- cross-posted to:
- internetisbeautiful@lemm.ee
- cross-posted to:
- internetisbeautiful@lemm.ee
I think that contrast is a big part of this that isn’t really controlled for. During the test, the colors took up my whole screen, so against the black bezel of my phone in my dimly lit room they seemed to look more blue. But at the end when it says “For you, turquoise [color swatch] is blue”, that color swatch was against a white background, and in that context it looked more green to me.
This is cool, however I don’t like that the result is a fixed value. I don’t think a person could take this test and reliably get the same result. This would be a good situation to use a logistic regression.
I took it three times, with a spread of five points.

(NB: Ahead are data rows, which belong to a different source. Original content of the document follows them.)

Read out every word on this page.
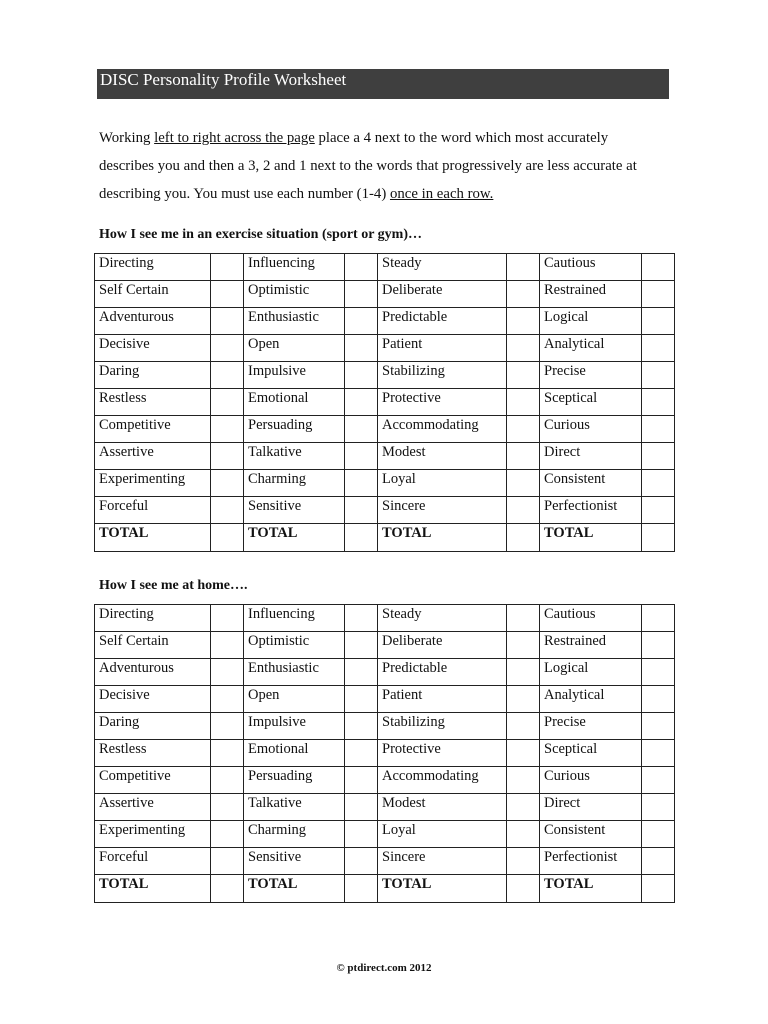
DISC Personality Profile Worksheet

Working left to right across the page place a 4 next to the word which most accurately

describes you and then a 3, 2 and 1 next to the words that progressively are less accurate at

describing you. You must use each number (1-4) once in each row.

How I see me in an exercise situation (sport or gym)…
Directing		Influencing		Steady		Cautious	
Self Certain		Optimistic		Deliberate		Restrained	
Adventurous		Enthusiastic		Predictable		Logical	
Decisive		Open		Patient		Analytical	
Daring		Impulsive		Stabilizing		Precise	
Restless		Emotional		Protective		Sceptical	
Competitive		Persuading		Accommodating		Curious	
Assertive		Talkative		Modest		Direct	
Experimenting		Charming		Loyal		Consistent	
Forceful		Sensitive		Sincere		Perfectionist	
TOTAL		TOTAL		TOTAL		TOTAL	
How I see me at home….
Directing		Influencing		Steady		Cautious	
Self Certain		Optimistic		Deliberate		Restrained	
Adventurous		Enthusiastic		Predictable		Logical	
Decisive		Open		Patient		Analytical	
Daring		Impulsive		Stabilizing		Precise	
Restless		Emotional		Protective		Sceptical	
Competitive		Persuading		Accommodating		Curious	
Assertive		Talkative		Modest		Direct	
Experimenting		Charming		Loyal		Consistent	
Forceful		Sensitive		Sincere		Perfectionist	
TOTAL		TOTAL		TOTAL		TOTAL	
© ptdirect.com 2012
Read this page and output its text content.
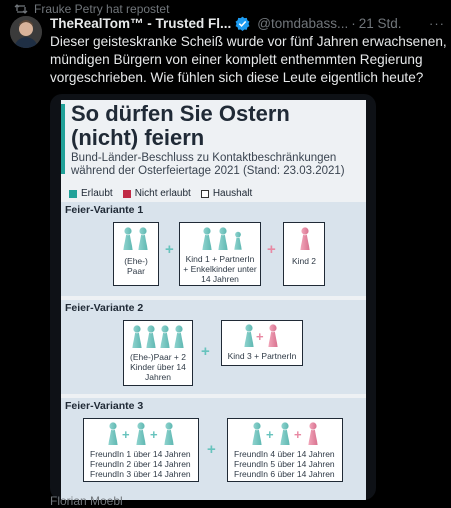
Frauke Petry hat repostet
TheRealTom™ - Trusted Fl... @tomdabass... · 21 Std. ···
Dieser geisteskranke Scheiß wurde vor fünf Jahren erwachsenen, mündigen Bürgern von einer komplett enthemmten Regierung vorgeschrieben. Wie fühlen sich diese Leute eigentlich heute?
So dürfen Sie Ostern
(nicht) feiern
Bund-Länder-Beschluss zu Kontaktbeschränkungen während der Osterfeiertage 2021 (Stand: 23.03.2021)
Erlaubt Nicht erlaubt Haushalt
Feier-Variante 1
(Ehe-) Paar
+
Kind 1 + PartnerIn + Enkelkinder unter 14 Jahren
+
Kind 2
Feier-Variante 2
(Ehe-)Paar + 2 Kinder über 14 Jahren
+
+
Kind 3 + PartnerIn
Feier-Variante 3
+ +
FreundIn 1 über 14 Jahren
FreundIn 2 über 14 Jahren
FreundIn 3 über 14 Jahren
+
+ +
FreundIn 4 über 14 Jahren
FreundIn 5 über 14 Jahren
FreundIn 6 über 14 Jahren
Florian Moebl
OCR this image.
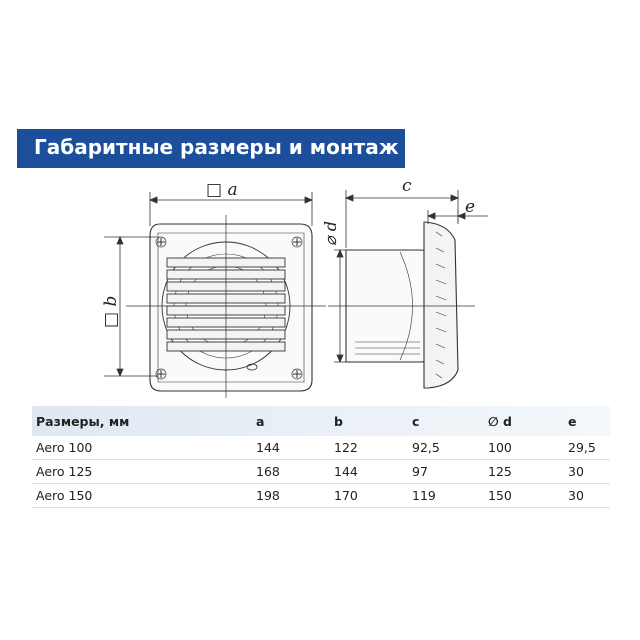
Габаритные размеры и монтаж
□ a
□ b
c
e
⌀ d
Размеры, мм	a	b	c	∅ d	e
Aero 100	144	122	92,5	100	29,5
Aero 125	168	144	97	125	30
Aero 150	198	170	119	150	30
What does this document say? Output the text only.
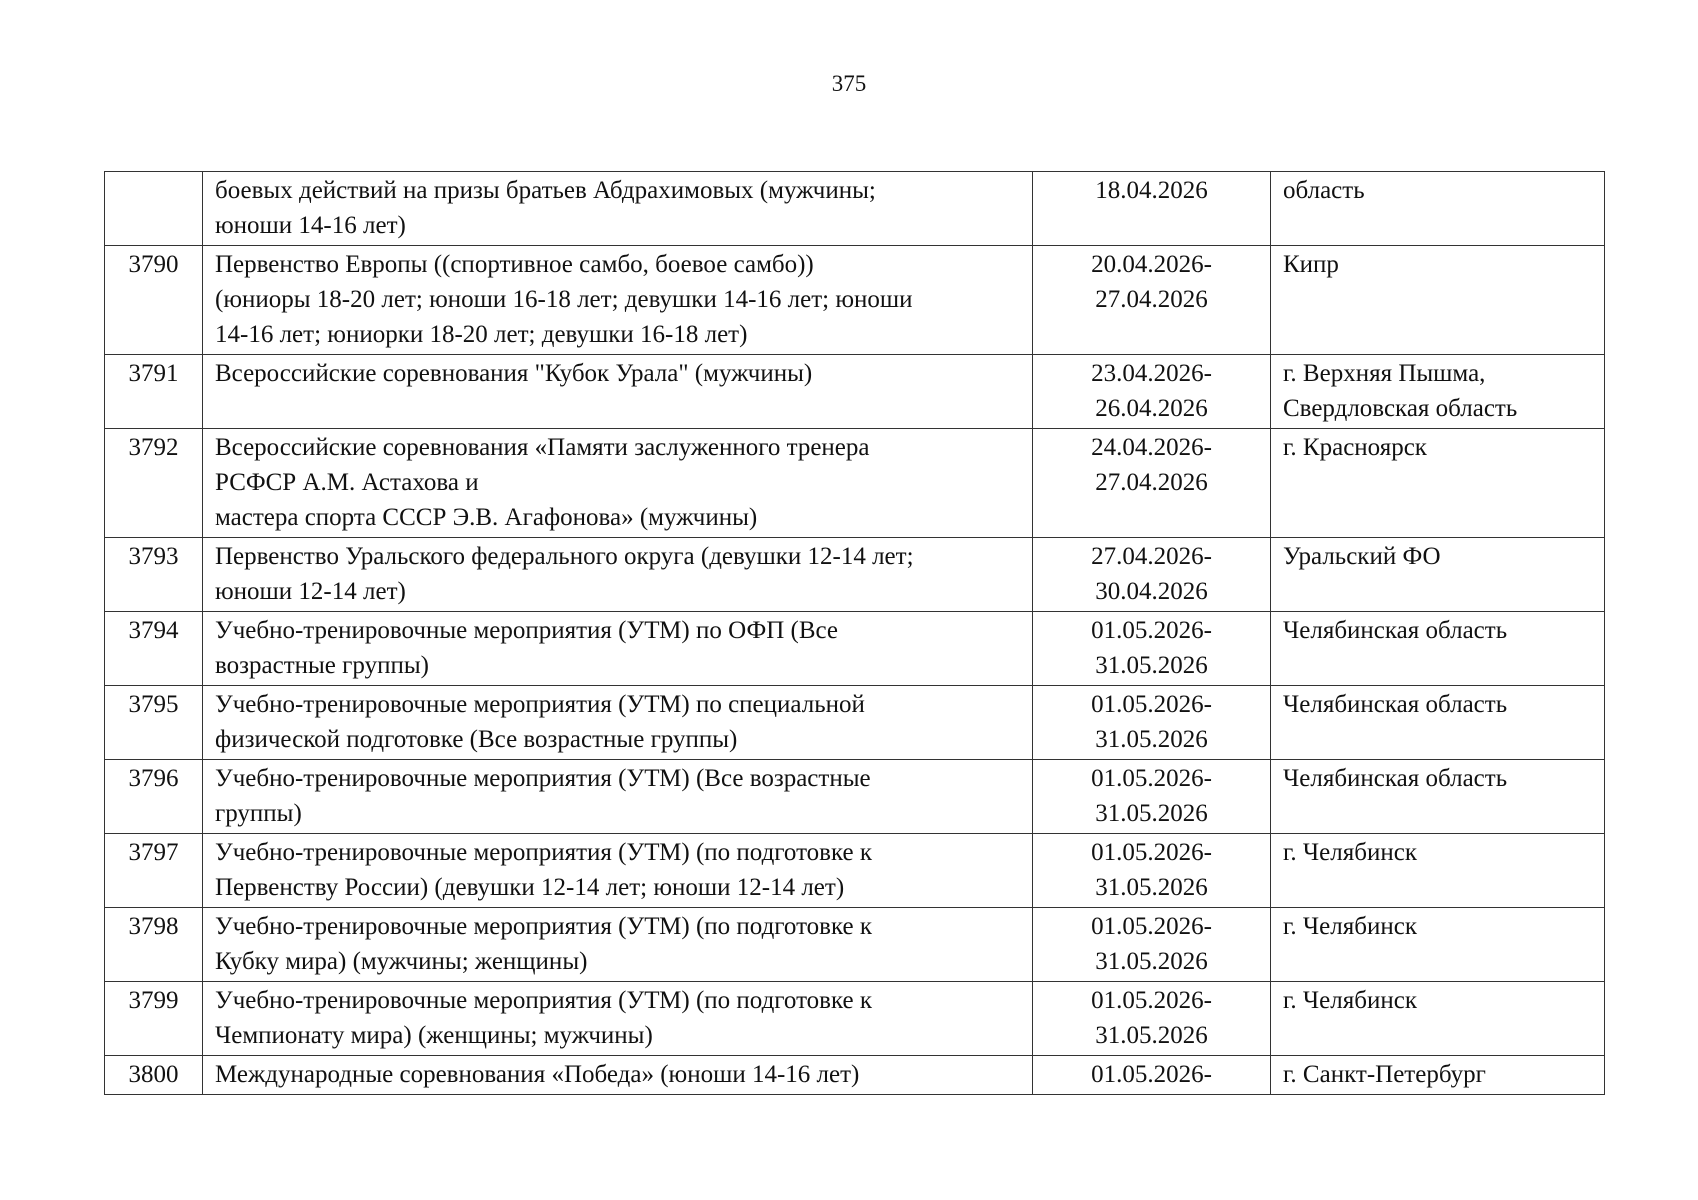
375

	боевых действий на призы братьев Абдрахимовых (мужчины;
юноши 14-16 лет)	18.04.2026	область

3790	Первенство Европы ((спортивное самбо, боевое самбо))
(юниоры 18-20 лет; юноши 16-18 лет; девушки 14-16 лет; юноши
14-16 лет; юниорки 18-20 лет; девушки 16-18 лет)	20.04.2026-
27.04.2026	Кипр

3791	Всероссийские соревнования "Кубок Урала" (мужчины)	23.04.2026-
26.04.2026	г. Верхняя Пышма,
Свердловская область

3792	Всероссийские соревнования «Памяти заслуженного тренера
РСФСР А.М. Астахова и
мастера спорта СССР Э.В. Агафонова» (мужчины)	24.04.2026-
27.04.2026	г. Красноярск

3793	Первенство Уральского федерального округа (девушки 12-14 лет;
юноши 12-14 лет)	27.04.2026-
30.04.2026	Уральский ФО

3794	Учебно-тренировочные мероприятия (УТМ) по ОФП (Все
возрастные группы)	01.05.2026-
31.05.2026	Челябинская область

3795	Учебно-тренировочные мероприятия (УТМ) по специальной
физической подготовке (Все возрастные группы)	01.05.2026-
31.05.2026	Челябинская область

3796	Учебно-тренировочные мероприятия (УТМ) (Все возрастные
группы)	01.05.2026-
31.05.2026	Челябинская область

3797	Учебно-тренировочные мероприятия (УТМ) (по подготовке к
Первенству России) (девушки 12-14 лет; юноши 12-14 лет)	01.05.2026-
31.05.2026	г. Челябинск

3798	Учебно-тренировочные мероприятия (УТМ) (по подготовке к
Кубку мира) (мужчины; женщины)	01.05.2026-
31.05.2026	г. Челябинск

3799	Учебно-тренировочные мероприятия (УТМ) (по подготовке к
Чемпионату мира) (женщины; мужчины)	01.05.2026-
31.05.2026	г. Челябинск

3800	Международные соревнования «Победа» (юноши 14-16 лет)	01.05.2026-	г. Санкт-Петербург
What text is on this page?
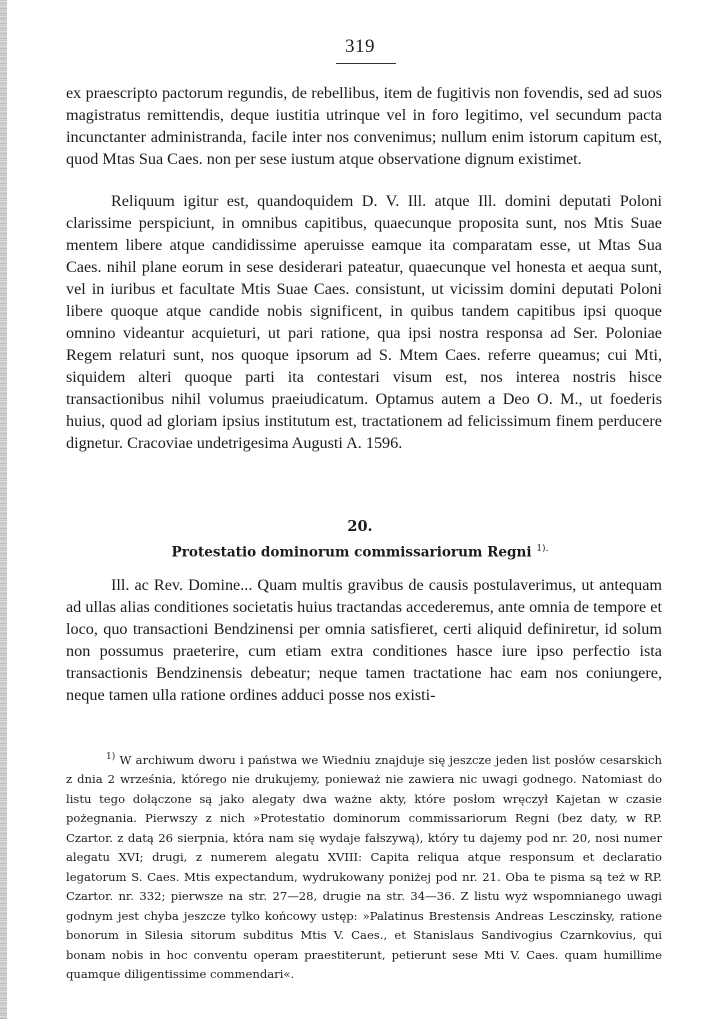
319

ex praescripto pactorum regundis, de rebellibus, item de fugitivis non fovendis, sed ad suos magistratus remittendis, deque iustitia utrinque vel in foro legitimo, vel secundum pacta incunctanter administranda, facile inter nos convenimus; nullum enim istorum capitum est, quod Mtas Sua Caes. non per sese iustum atque observatione dignum existimet.

Reliquum igitur est, quandoquidem D. V. Ill. atque Ill. domini deputati Poloni clarissime perspiciunt, in omnibus capitibus, quaecunque proposita sunt, nos Mtis Suae mentem libere atque candidissime aperuisse eamque ita comparatam esse, ut Mtas Sua Caes. nihil plane eorum in sese desiderari pateatur, quaecunque vel honesta et aequa sunt, vel in iuribus et facultate Mtis Suae Caes. consistunt, ut vicissim domini deputati Poloni libere quoque atque candide nobis significent, in quibus tandem capitibus ipsi quoque omnino videantur acquieturi, ut pari ratione, qua ipsi nostra responsa ad Ser. Poloniae Regem relaturi sunt, nos quoque ipsorum ad S. Mtem Caes. referre queamus; cui Mti, siquidem alteri quoque parti ita contestari visum est, nos interea nostris hisce transactionibus nihil volumus praeiudicatum. Optamus autem a Deo O. M., ut foederis huius, quod ad gloriam ipsius institutum est, tractationem ad felicissimum finem perducere dignetur. Cracoviae undetrigesima Augusti A. 1596.

20.
Protestatio dominorum commissariorum Regni $^{1).}$

Ill. ac Rev. Domine... Quam multis gravibus de causis postulaverimus, ut antequam ad ullas alias conditiones societatis huius tractandas accederemus, ante omnia de tempore et loco, quo transactioni Bendzinensi per omnia satisfieret, certi aliquid definiretur, id solum non possumus praeterire, cum etiam extra conditiones hasce iure ipso perfectio ista transactionis Bendzinensis debeatur; neque tamen tractatione hac eam nos coniungere, neque tamen ulla ratione ordines adduci posse nos existi-

$^{1)}$ W archiwum dworu i państwa we Wiedniu znajduje się jeszcze jeden list posłów cesarskich z dnia 2 września, którego nie drukujemy, ponieważ nie zawiera nic uwagi godnego. Natomiast do listu tego dołączone są jako alegaty dwa ważne akty, które posłom wręczył Kajetan w czasie pożegnania. Pierwszy z nich »Protestatio dominorum commissariorum Regni (bez daty, w RP. Czartor. z datą 26 sierpnia, która nam się wydaje fałszywą), który tu dajemy pod nr. 20, nosi numer alegatu XVI; drugi, z numerem alegatu XVIII: Capita reliqua atque responsum et declaratio legatorum S. Caes. Mtis expectandum, wydrukowany poniżej pod nr. 21. Oba te pisma są też w RP. Czartor. nr. 332; pierwsze na str. 27—28, drugie na str. 34—36. Z listu wyż wspomnianego uwagi godnym jest chyba jeszcze tylko końcowy ustęp: »Palatinus Brestensis Andreas Lesczinsky, ratione bonorum in Silesia sitorum subditus Mtis V. Caes., et Stanislaus Sandivogius Czarnkovius, qui bonam nobis in hoc conventu operam praestiterunt, petierunt sese Mti V. Caes. quam humillime quamque diligentissime commendari«.
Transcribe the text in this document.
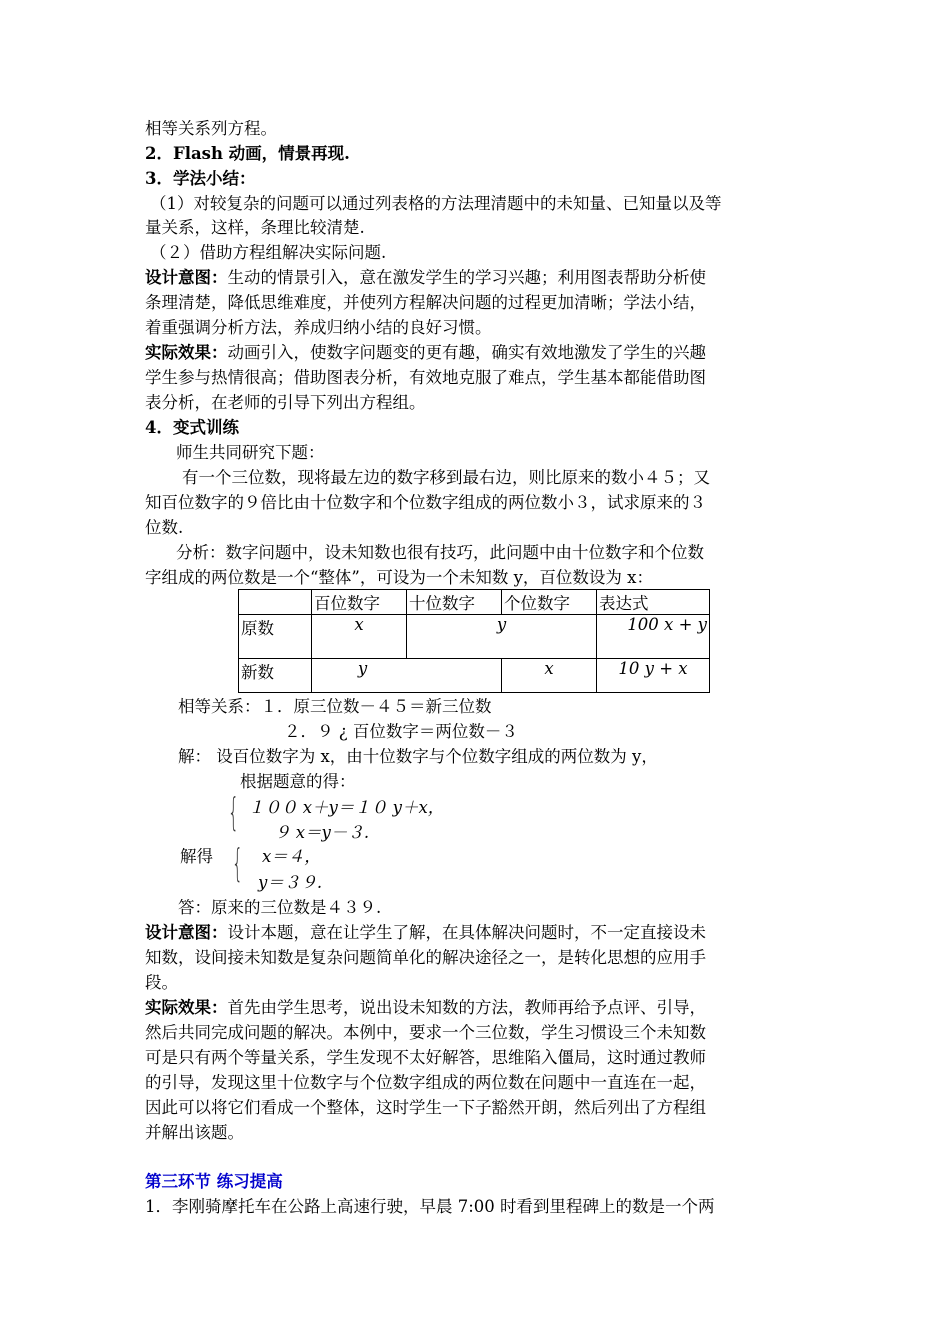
相等关系列方程。
2．Flash 动画，情景再现.
3．学法小结：
（1）对较复杂的问题可以通过列表格的方法理清题中的未知量、已知量以及等
量关系，这样，条理比较清楚.
（２）借助方程组解决实际问题.
设计意图：生动的情景引入，意在激发学生的学习兴趣；利用图表帮助分析使
条理清楚，降低思维难度，并使列方程解决问题的过程更加清晰；学法小结，
着重强调分析方法，养成归纳小结的良好习惯。
实际效果：动画引入，使数字问题变的更有趣，确实有效地激发了学生的兴趣
学生参与热情很高；借助图表分析，有效地克服了难点，学生基本都能借助图
表分析，在老师的引导下列出方程组。
4．变式训练
师生共同研究下题：
有一个三位数，现将最左边的数字移到最右边，则比原来的数小４５；又
知百位数字的９倍比由十位数字和个位数字组成的两位数小３，试求原来的３
位数.
分析：数字问题中，设未知数也很有技巧，此问题中由十位数字和个位数
字组成的两位数是一个“整体”，可设为一个未知数 y，百位数设为 x：
	百位数字	十位数字	个位数字	表达式
原数	x	y		100 x + y
新数	y		x	10 y + x
相等关系：１．原三位数－４５＝新三位数
２．９ ¿ 百位数字＝两位数－３
解： 设百位数字为 x，由十位数字与个位数字组成的两位数为 y，
根据题意的得：
{ １００ x＋y＝１０ y＋x，
９ x＝y－３.
解得 { x＝４，
y＝３９.
答：原来的三位数是４３９.
设计意图：设计本题，意在让学生了解，在具体解决问题时，不一定直接设未
知数，设间接未知数是复杂问题简单化的解决途径之一，是转化思想的应用手
段。
实际效果：首先由学生思考，说出设未知数的方法，教师再给予点评、引导，
然后共同完成问题的解决。本例中，要求一个三位数，学生习惯设三个未知数
可是只有两个等量关系，学生发现不太好解答，思维陷入僵局，这时通过教师
的引导，发现这里十位数字与个位数字组成的两位数在问题中一直连在一起，
因此可以将它们看成一个整体，这时学生一下子豁然开朗，然后列出了方程组
并解出该题。
第三环节 练习提高
1．李刚骑摩托车在公路上高速行驶，早晨 7:00 时看到里程碑上的数是一个两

I tried it on both of my monitors and it was wildly different. Clearly my main monitor is a little too blue
This is really dumb. You only find me 2 options i dont agree with either one. Should be green teal tourquoise and blue as options.
For me turquoise is turquoise.
Look at you being all fancy with more than five words for colors.
Some East Asians are gonna be very confused by this.
Why?
The funny thing about colors is that they’re largely defined in culture and you only see different colors if you’ve been educated to see them. In China and I believe also in most other East Asian cultures, blue and green are traditionally regarded as the same thing.
small correction: everyone sees basically the same colours (barring stuff like colour blindness), what changes is whether we consider it a colour. Brown is the best example, most people consider it a separate colour but it’s just orange with brighter stuff around it.